You probably have a good shot at staying in your home with free rent so to speak for a year or better, This is worse case and with all sorts of government money now flowing to the lenders if they are nice to you..... there may be some changes.
......and you may have some surprise successes in getting things back in workable place.
If you are a home rental investor such as your editor here, with 7 underwater and no paying mortgages since Jan. 1. there is almost NO light at the end of the tunnel.
Maybe they will eventually figure out this is likely one fourth of homes going back, they may make some changes in investor mortgages. (now denied permission to even refinance at lower rate)
Therefore, as foreclosures, we are a waiting game also and are renting right up to the last minute. *the renter is protected" has top rights.
What is most frustrating is that you have to go with the flow, since there often is little you could do if you were super man.

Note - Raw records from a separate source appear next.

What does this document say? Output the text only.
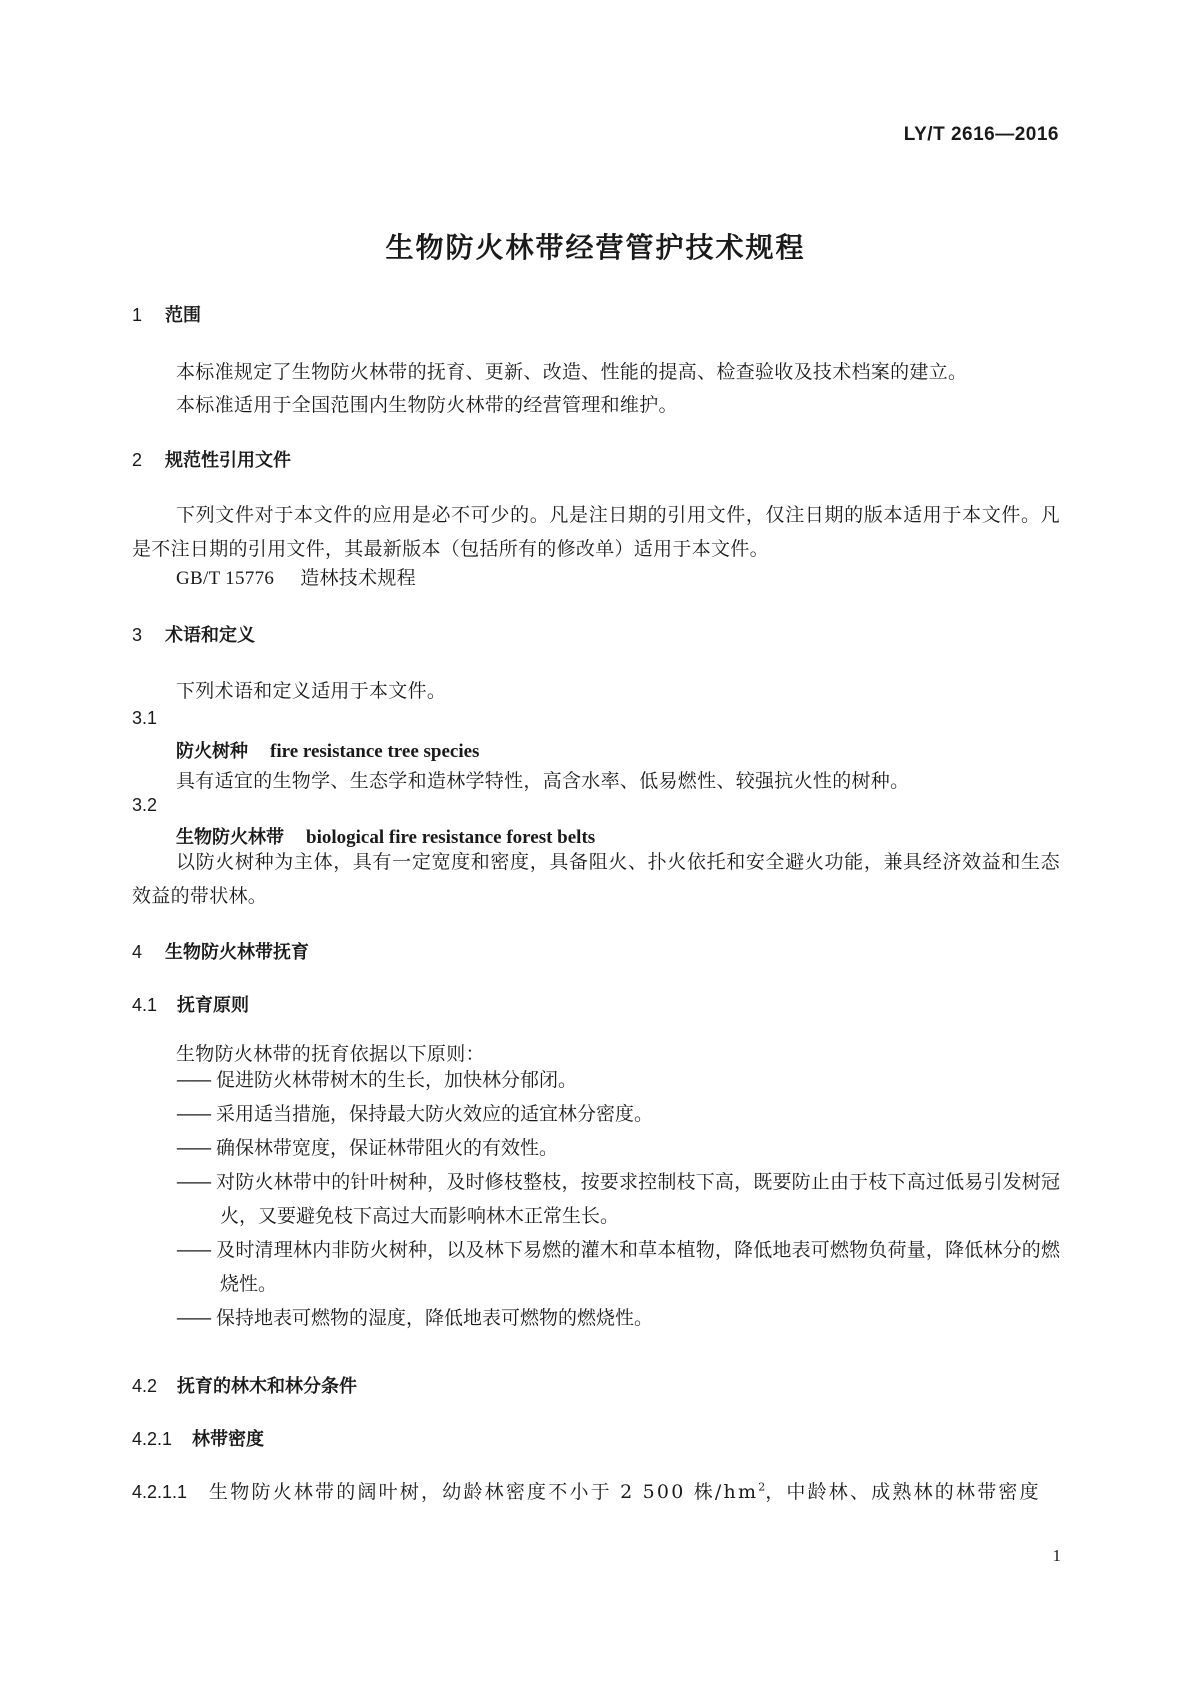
LY/T 2616—2016
生物防火林带经营管护技术规程
1 范围
本标准规定了生物防火林带的抚育、更新、改造、性能的提高、检查验收及技术档案的建立。
本标准适用于全国范围内生物防火林带的经营管理和维护。
2 规范性引用文件
下列文件对于本文件的应用是必不可少的。凡是注日期的引用文件，仅注日期的版本适用于本文件。凡是不注日期的引用文件，其最新版本（包括所有的修改单）适用于本文件。
GB/T 15776 造林技术规程
3 术语和定义
下列术语和定义适用于本文件。
3.1
防火树种 fire resistance tree species
具有适宜的生物学、生态学和造林学特性，高含水率、低易燃性、较强抗火性的树种。
3.2
生物防火林带 biological fire resistance forest belts
以防火树种为主体，具有一定宽度和密度，具备阻火、扑火依托和安全避火功能，兼具经济效益和生态效益的带状林。
4 生物防火林带抚育
4.1 抚育原则
生物防火林带的抚育依据以下原则：
—— 促进防火林带树木的生长，加快林分郁闭。
—— 采用适当措施，保持最大防火效应的适宜林分密度。
—— 确保林带宽度，保证林带阻火的有效性。
—— 对防火林带中的针叶树种，及时修枝整枝，按要求控制枝下高，既要防止由于枝下高过低易引发树冠火，又要避免枝下高过大而影响林木正常生长。
—— 及时清理林内非防火树种，以及林下易燃的灌木和草本植物，降低地表可燃物负荷量，降低林分的燃烧性。
—— 保持地表可燃物的湿度，降低地表可燃物的燃烧性。
4.2 抚育的林木和林分条件
4.2.1 林带密度
4.2.1.1 生物防火林带的阔叶树，幼龄林密度不小于 2 500 株$/hm^2$，中龄林、成熟林的林带密度
1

Powerless, is the frustrating word that applies. No matter what you do you can have almost no effect on anything.
You need to be informed at totally know you have done every thing you could do.

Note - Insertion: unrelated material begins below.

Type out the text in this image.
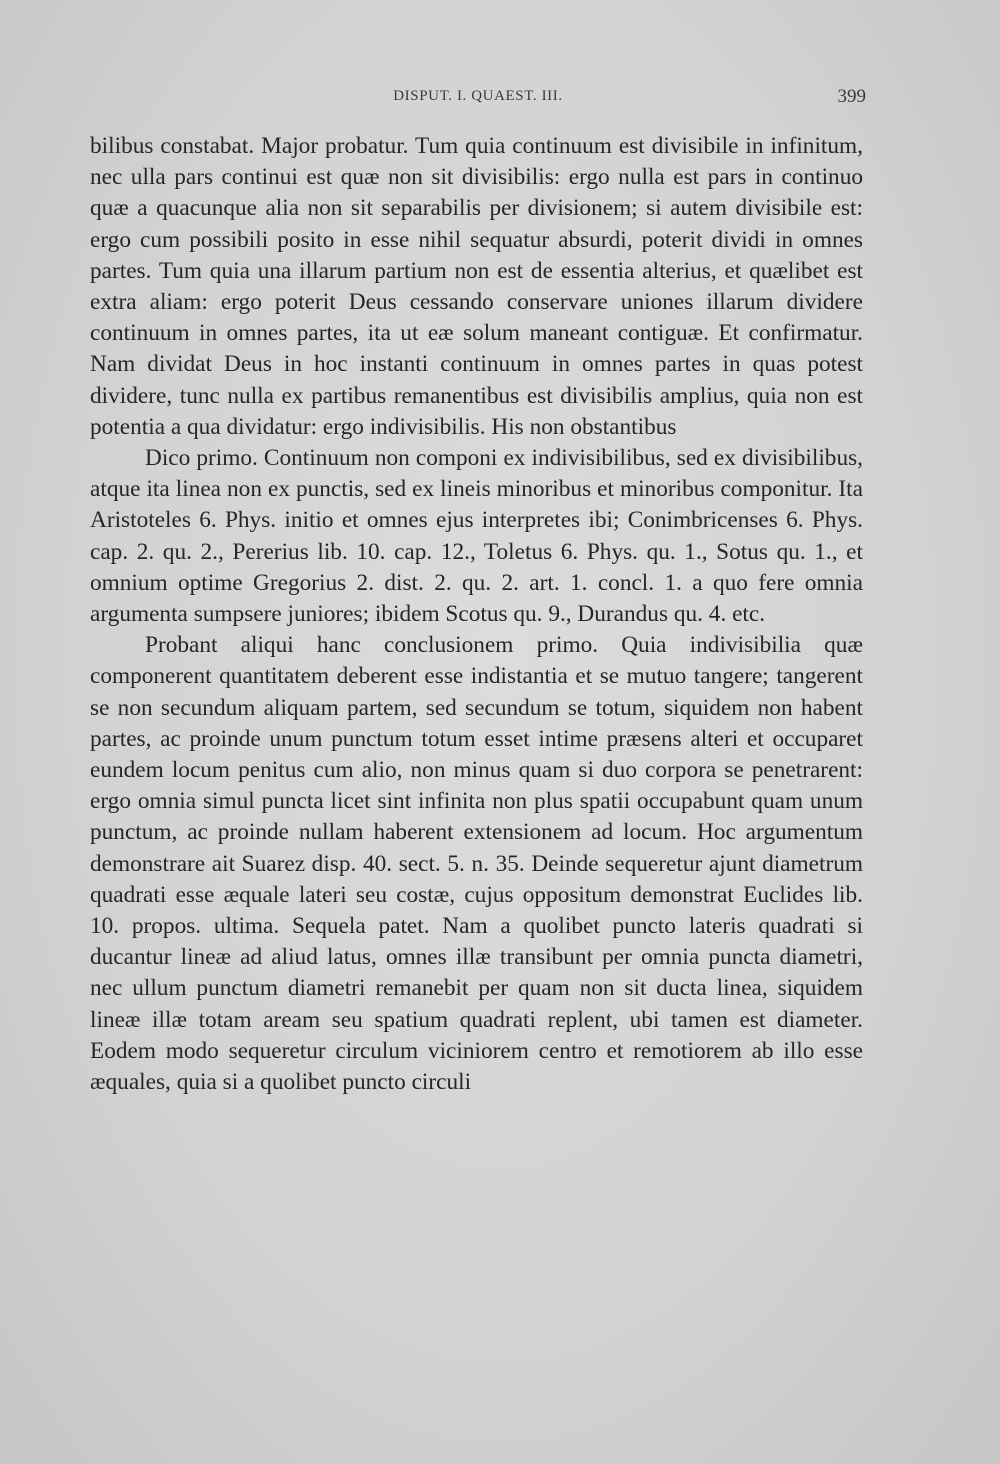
DISPUT. I. QUAEST. III.	399

bilibus constabat. Major probatur. Tum quia continuum est divisibile in infinitum, nec ulla pars continui est quæ non sit divisibilis: ergo nulla est pars in continuo quæ a quacunque alia non sit separabilis per divisionem; si autem divisibile est: ergo cum possibili posito in esse nihil sequatur absurdi, poterit dividi in omnes partes. Tum quia una illarum partium non est de essentia alterius, et quælibet est extra aliam: ergo poterit Deus cessando conservare uniones illarum dividere continuum in omnes partes, ita ut eæ solum maneant contiguæ. Et confirmatur. Nam dividat Deus in hoc instanti continuum in omnes partes in quas potest dividere, tunc nulla ex partibus remanentibus est divisibilis amplius, quia non est potentia a qua dividatur: ergo indivisibilis. His non obstantibus

Dico primo. Continuum non componi ex indivisibilibus, sed ex divisibilibus, atque ita linea non ex punctis, sed ex lineis minoribus et minoribus componitur. Ita Aristoteles 6. Phys. initio et omnes ejus interpretes ibi; Conimbricenses 6. Phys. cap. 2. qu. 2., Pererius lib. 10. cap. 12., Toletus 6. Phys. qu. 1., Sotus qu. 1., et omnium optime Gregorius 2. dist. 2. qu. 2. art. 1. concl. 1. a quo fere omnia argumenta sumpsere juniores; ibidem Scotus qu. 9., Durandus qu. 4. etc.

Probant aliqui hanc conclusionem primo. Quia indivisibilia quæ componerent quantitatem deberent esse indistantia et se mutuo tangere; tangerent se non secundum aliquam partem, sed secundum se totum, siquidem non habent partes, ac proinde unum punctum totum esset intime præsens alteri et occuparet eundem locum penitus cum alio, non minus quam si duo corpora se penetrarent: ergo omnia simul puncta licet sint infinita non plus spatii occupabunt quam unum punctum, ac proinde nullam haberent extensionem ad locum. Hoc argumentum demonstrare ait Suarez disp. 40. sect. 5. n. 35. Deinde sequeretur ajunt diametrum quadrati esse æquale lateri seu costæ, cujus oppositum demonstrat Euclides lib. 10. propos. ultima. Sequela patet. Nam a quolibet puncto lateris quadrati si ducantur lineæ ad aliud latus, omnes illæ transibunt per omnia puncta diametri, nec ullum punctum diametri remanebit per quam non sit ducta linea, siquidem lineæ illæ totam aream seu spatium quadrati replent, ubi tamen est diameter. Eodem modo sequeretur circulum viciniorem centro et remotiorem ab illo esse æquales, quia si a quolibet puncto circuli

Then you go with what happens and have yourself geared up on how to handle it.
Ten years from now, looking back, will not seem nearly as bad a happening as it seems right now.
We used to have those in the process of divorce come in to our class and say, this divorce is the worse thing that ever happened to me. Absolute disaster.
Two years later, they would come back and see us and say, you were right, that divorce turned out to be the best thing that ever happened to me. Interestingly enough it was the same divorce, just how time had changed the outlook. I suspect we will have the same here.
This may indeed turn out to be an improvement in your standard of living not a down turn. May seem like it, but just watch.